Téchiné gelingt es, in die Verwick­lungen der drei Haupt­fi­guren noch eine Menge weiterer Figuren zwanglos einzu­binden, Figuren zwischen den Welten, zwischen Kommen und Gehen, zwischen gestern und heute. Mit dem Schrift­steller James etwa, dessen Figur Paul Bowles nach­emp­funden ist, verdeut­licht Téchiné, daß das alte, von Exis­ten­tia­listen, Beatniks und Kiffern geprägte Bild von Tanger und vom Leben in der Fremde dort sich mitt­ler­weile überlebt hat. Andere Geschichten schieben sich nach vorne, Geschichten aus einer Stadt des Tran­sit­ver­kehrs, des Umschlags von Waren und Menschen zwischen Dritter und Erster Welt.

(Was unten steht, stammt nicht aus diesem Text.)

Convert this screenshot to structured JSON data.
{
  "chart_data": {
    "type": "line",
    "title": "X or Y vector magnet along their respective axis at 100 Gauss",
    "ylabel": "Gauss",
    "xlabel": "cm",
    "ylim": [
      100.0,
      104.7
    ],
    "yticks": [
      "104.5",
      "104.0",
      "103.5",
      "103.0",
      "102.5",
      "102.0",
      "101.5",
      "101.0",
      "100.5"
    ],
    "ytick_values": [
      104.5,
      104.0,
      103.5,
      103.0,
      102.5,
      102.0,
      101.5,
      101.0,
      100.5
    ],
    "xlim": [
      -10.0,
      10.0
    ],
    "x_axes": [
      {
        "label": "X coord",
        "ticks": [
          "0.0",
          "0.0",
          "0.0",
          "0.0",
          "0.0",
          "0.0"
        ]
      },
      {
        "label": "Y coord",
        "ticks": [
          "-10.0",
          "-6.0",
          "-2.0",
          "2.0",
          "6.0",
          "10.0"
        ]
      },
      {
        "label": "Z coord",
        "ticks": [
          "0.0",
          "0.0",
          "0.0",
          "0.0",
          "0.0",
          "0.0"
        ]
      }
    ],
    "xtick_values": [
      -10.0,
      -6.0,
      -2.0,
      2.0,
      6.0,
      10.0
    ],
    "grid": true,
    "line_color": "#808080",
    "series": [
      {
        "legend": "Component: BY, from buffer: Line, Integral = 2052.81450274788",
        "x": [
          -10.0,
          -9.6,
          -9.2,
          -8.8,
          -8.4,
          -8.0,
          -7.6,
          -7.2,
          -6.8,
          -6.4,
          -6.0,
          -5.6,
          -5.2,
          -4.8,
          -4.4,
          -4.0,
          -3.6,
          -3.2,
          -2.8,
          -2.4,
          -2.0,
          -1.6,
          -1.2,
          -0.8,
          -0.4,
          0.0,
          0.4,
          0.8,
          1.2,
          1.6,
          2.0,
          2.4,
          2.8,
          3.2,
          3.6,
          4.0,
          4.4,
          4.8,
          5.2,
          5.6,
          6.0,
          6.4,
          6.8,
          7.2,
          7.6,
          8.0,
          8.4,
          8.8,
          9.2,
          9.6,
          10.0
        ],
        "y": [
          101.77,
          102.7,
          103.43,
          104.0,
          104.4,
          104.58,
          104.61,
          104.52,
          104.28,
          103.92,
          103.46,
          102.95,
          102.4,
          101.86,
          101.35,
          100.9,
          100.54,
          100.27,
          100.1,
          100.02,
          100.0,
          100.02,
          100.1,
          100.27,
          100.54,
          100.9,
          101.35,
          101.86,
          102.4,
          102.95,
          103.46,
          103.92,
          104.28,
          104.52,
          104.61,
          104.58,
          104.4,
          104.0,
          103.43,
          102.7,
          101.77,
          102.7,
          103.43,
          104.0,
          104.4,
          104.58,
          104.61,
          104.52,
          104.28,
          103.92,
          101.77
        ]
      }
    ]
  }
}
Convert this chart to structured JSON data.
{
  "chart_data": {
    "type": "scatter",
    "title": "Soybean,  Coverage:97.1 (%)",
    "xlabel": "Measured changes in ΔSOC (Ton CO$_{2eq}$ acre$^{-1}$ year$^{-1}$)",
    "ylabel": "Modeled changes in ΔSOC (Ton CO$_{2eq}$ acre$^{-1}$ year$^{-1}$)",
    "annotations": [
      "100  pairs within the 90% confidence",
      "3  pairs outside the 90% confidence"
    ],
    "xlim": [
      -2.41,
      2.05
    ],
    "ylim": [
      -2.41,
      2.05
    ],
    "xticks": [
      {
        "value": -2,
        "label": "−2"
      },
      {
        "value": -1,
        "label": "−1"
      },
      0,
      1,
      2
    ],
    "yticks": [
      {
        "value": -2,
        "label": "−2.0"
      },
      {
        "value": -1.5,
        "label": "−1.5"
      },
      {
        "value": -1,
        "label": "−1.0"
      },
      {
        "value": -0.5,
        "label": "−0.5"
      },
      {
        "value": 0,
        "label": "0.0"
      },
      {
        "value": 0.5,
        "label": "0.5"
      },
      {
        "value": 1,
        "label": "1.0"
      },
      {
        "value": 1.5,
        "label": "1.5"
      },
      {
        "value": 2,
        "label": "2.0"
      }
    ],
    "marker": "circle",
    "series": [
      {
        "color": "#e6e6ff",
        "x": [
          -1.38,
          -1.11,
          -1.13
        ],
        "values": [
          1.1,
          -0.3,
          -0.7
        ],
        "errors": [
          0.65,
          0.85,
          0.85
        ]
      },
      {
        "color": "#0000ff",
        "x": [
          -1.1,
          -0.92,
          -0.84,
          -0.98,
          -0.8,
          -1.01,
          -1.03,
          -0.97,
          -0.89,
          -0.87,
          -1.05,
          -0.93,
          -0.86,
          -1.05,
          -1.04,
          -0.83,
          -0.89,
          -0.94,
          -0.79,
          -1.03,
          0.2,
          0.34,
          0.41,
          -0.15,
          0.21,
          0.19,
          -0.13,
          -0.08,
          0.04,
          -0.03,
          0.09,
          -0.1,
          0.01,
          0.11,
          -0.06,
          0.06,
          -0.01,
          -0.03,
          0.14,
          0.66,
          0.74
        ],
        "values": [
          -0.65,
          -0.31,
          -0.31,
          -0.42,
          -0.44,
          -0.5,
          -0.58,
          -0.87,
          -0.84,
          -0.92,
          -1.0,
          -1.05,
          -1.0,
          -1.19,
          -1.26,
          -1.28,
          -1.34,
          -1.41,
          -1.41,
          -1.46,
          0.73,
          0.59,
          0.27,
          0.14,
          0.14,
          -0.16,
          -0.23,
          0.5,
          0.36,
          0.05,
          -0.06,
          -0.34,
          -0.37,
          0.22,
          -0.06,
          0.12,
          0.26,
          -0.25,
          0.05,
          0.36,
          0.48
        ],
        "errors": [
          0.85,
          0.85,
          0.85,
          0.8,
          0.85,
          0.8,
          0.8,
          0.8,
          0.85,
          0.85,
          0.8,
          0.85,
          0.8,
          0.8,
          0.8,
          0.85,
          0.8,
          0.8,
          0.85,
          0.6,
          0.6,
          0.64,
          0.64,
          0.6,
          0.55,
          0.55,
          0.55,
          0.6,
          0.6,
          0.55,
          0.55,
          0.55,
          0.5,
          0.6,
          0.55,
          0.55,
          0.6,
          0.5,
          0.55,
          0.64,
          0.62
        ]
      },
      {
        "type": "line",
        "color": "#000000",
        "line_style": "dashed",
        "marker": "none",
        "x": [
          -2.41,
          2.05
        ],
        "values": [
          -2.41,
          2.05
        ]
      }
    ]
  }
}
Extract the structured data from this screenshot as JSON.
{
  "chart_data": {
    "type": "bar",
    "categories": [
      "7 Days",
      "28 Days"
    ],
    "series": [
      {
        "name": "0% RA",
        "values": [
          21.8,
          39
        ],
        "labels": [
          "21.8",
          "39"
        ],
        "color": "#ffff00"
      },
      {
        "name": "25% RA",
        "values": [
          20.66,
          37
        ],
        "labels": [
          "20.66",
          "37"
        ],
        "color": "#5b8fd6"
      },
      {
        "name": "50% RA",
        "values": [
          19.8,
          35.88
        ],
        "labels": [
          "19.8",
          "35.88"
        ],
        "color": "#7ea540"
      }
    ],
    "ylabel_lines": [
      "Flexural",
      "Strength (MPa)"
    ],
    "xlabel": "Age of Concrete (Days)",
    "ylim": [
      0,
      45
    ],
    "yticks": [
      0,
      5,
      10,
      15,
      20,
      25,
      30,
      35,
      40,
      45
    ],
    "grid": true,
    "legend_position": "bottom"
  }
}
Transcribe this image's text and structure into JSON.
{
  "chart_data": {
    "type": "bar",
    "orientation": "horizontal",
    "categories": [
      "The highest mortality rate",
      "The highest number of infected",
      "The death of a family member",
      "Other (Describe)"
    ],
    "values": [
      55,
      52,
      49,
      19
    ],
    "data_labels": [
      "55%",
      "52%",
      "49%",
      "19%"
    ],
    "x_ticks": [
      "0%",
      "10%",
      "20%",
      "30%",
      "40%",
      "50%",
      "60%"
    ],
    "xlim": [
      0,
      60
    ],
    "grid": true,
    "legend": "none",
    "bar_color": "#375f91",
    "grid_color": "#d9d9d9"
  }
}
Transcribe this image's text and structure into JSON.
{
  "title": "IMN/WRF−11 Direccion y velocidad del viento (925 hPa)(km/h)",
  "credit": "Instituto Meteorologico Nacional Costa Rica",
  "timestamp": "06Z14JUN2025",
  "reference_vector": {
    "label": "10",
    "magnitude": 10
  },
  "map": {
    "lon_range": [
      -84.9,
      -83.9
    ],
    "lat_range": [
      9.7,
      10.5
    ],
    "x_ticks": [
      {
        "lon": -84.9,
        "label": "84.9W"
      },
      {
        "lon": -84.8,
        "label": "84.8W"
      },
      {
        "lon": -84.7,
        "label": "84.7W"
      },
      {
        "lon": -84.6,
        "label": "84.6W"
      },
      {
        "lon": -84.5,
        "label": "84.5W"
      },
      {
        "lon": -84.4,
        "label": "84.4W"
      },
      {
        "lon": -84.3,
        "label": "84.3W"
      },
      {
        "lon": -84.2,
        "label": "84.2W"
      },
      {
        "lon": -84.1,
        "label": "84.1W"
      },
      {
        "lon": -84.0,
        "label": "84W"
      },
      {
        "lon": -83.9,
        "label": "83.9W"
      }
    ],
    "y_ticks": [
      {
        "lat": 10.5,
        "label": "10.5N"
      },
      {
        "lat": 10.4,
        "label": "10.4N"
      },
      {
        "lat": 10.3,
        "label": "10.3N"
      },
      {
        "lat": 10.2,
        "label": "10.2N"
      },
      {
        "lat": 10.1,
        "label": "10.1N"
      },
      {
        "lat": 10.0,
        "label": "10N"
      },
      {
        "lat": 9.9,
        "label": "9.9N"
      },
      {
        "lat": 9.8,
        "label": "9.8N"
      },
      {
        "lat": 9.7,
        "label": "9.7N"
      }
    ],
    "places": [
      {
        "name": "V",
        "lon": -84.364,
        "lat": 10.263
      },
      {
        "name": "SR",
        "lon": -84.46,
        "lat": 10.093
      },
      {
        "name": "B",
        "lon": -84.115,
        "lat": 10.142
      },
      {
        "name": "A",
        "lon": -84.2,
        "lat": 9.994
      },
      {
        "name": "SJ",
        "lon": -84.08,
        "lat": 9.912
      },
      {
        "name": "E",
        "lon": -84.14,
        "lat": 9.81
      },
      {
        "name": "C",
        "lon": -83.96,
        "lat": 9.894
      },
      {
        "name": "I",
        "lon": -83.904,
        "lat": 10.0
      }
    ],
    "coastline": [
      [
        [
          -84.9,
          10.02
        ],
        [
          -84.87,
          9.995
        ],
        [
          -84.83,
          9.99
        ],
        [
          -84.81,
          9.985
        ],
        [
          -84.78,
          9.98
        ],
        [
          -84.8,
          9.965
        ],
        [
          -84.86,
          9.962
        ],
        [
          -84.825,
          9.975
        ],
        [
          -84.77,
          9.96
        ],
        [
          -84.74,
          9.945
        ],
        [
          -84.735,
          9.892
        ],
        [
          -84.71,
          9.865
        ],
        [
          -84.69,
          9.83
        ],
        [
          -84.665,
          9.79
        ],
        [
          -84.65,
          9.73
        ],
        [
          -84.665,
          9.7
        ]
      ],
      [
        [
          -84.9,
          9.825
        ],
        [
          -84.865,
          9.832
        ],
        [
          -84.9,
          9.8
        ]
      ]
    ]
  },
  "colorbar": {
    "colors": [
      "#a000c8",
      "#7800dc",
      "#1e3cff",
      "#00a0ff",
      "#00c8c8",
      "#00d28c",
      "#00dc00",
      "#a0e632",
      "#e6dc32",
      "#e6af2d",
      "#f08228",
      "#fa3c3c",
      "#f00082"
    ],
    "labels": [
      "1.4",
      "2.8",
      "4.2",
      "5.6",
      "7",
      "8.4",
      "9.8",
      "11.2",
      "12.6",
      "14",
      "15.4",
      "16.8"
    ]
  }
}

Geschichten, in denen Desi­gner­hemden eine Rolle spielen, die aus impor­tierten Stoffen in Marokko billig herge­stellt und dann wieder nach Frank­reich expor­tiert werden, Geschichten von Menschen wie Said und denen, die sich zu den Park­plätzen begeben, wo die LKWs stehen, die auf die Fähren einge­schifft werden. Dort lauern sie auf eine Gele­gen­heit, durch die Polizei und Zoll­kon­trollen zu kommen und als blinde Passa­giere auf die LKWs gelangen.

Das alles versteht Téchiné wie nebenbei einzu­bauen, ohne damit seinen Figuren Botschaften aufzu­halsen. Er versteht darüber hinaus, die Stadt als physisch präsente Räum­lich­keit erstehen zu lassen, in einigen eindring­li­chen Fahrten, die an die Raum und Milieu erschließende Kraft erinnern, die die Kamera in seinen früheren Filmen hatte. Auf diese Art bilden die Figuren und ihre Geschichten, bilden die Neben­fi­guren und der Ort, an dem sie alle leben, eine beweglich-bewegte Einheit, ein Inein­ander und Neben­ein­ander, das sich selbst zu tragen und zu halten scheint.